San Ignacio en la capilla de La Storta

Mañana, último día del mes de julio, la Iglesia recuerda a san Ignacio de Loyola, el fundador de la Compañía de Jesús. Nuestra tierra está muy unida a su vida y, especialmente, a su conversión y a los inicios de su misión. Sin sus estancias en Montserrat, Manresa y Barcelona no se puede entender la trayectoria biográfica de san Ignacio.Su recuerdo se me hizo presente los últimos días de junio pasados en Roma. En el consistorio del día 28 de junio para la creación de cinco nuevos cardenales, se me pidió que, al inicio de la ceremonia, en nombre de los cinco, dirigiese unas palabras de agradecimiento al Santo Padre. En esas palabras empecé recordando un hecho y un lugar muy vinculados a la vida de san Ignacio.

Llegando Ignacio a Roma por la Vía Casia, acompañado de Pedro Fabro y Diego Laínez, para ponerse a disposición del papa Pablo III, entró a rezar en una pequeña iglesia, aislada y situada en un lugar donde la famosa vía hace un giro brusco o esvolta, de donde deriva el nombre de dicha ermita, La Storta, la curva. Ignacio, en aquellos inicios inciertos, era sólo un peregrino con algunos compañeros. Sin embargo, allí –la ermita se visita aún hoy y es un lugar espiritual muy querido por los jesuitas- Ignacio tuvo una especial iluminación espiritual y entendió que el Señor le decía: “Yo te seré propicio en Roma”. El padre Laínez, más tarde, recogió el sorprendente comentario que hizo Ignacio buscando comprender aquella comunicación interior: “No sé qué será de nosotros, tal vez seremos crucificados en Roma”.

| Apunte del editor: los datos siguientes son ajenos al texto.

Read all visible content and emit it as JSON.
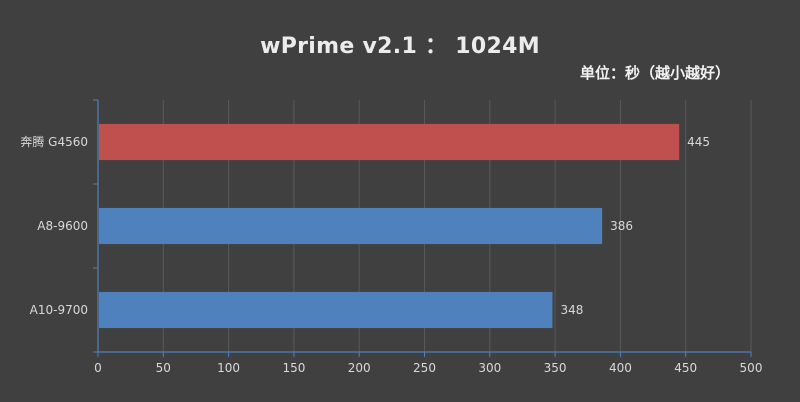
{
  "chart_data": {
    "type": "bar",
    "orientation": "horizontal",
    "title": "wPrime v2.1  ：  1024M",
    "subtitle": "单位：秒（越小越好）",
    "categories": [
      "奔腾 G4560",
      "A8-9600",
      "A10-9700"
    ],
    "values": [
      445,
      386,
      348
    ],
    "bar_colors": [
      "#c0504d",
      "#4f81bd",
      "#4f81bd"
    ],
    "xlim": [
      0,
      500
    ],
    "xticks": [
      0,
      50,
      100,
      150,
      200,
      250,
      300,
      350,
      400,
      450,
      500
    ],
    "grid": true,
    "legend": "none",
    "data_labels": true,
    "colors": {
      "background": "#404040",
      "grid": "#595959",
      "axis": "#4f81bd",
      "text": "#d9d9d9"
    }
  }
}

San Ignacio, en aquellos momentos, no interpretaba el favor divino en clave de ventajas, sino más bien como una disponibilidad para asumir incluso la posibilidad del martirio. Como dije en la celebración del consistorio, a diferencia de los honores mundanos, en la Iglesia no hay otros títulos que aquellos que indican el camino de un servicio más solícito y más comprometido para el anuncio del Evangelio y la redención de todos, y sobre todo de los más necesitados, en nombre y por la gracia del Señor. Y todavía añadí: “El color púrpura que ahora vestimos no debe ser para nosotros un honor, sino una intensa memoria de nuestro Redentor, que nos rescató al precio de su sangre preciosa. Este color se convertirá en adelante en el signo vocacional de un nuevo despojo de nuestros intereses, para entregarnos totalmente al servicio de todos, de manera que todas nuestras capacidades se pongan al servicio de Jesús, el Buen Pastor y al servicio de su Vicario en la tierra.”

No es fácil despojarse de los propios intereses para ser servidores de Cristo desnudo y de la misión confiada a su Iglesia. En este sentido, me vienen a la memoria unas palabras de san Juan de la Cruz. El santo, en medio del conflicto entre carmelitas calzados y carmelitas descalzos o reformados, se encuentra en la prisión conventual de Toledo. Intentando ganarse al santo para su causa, el prior del convento donde estaba recluido, el padre Maldonado, le ofreció una imagen muy bella de Cristo crucificado trabajada en oro. El Santo la rechazó diciéndole: “Padre, quien busca a Cristo desnudo, no ha menester joyas de oro”.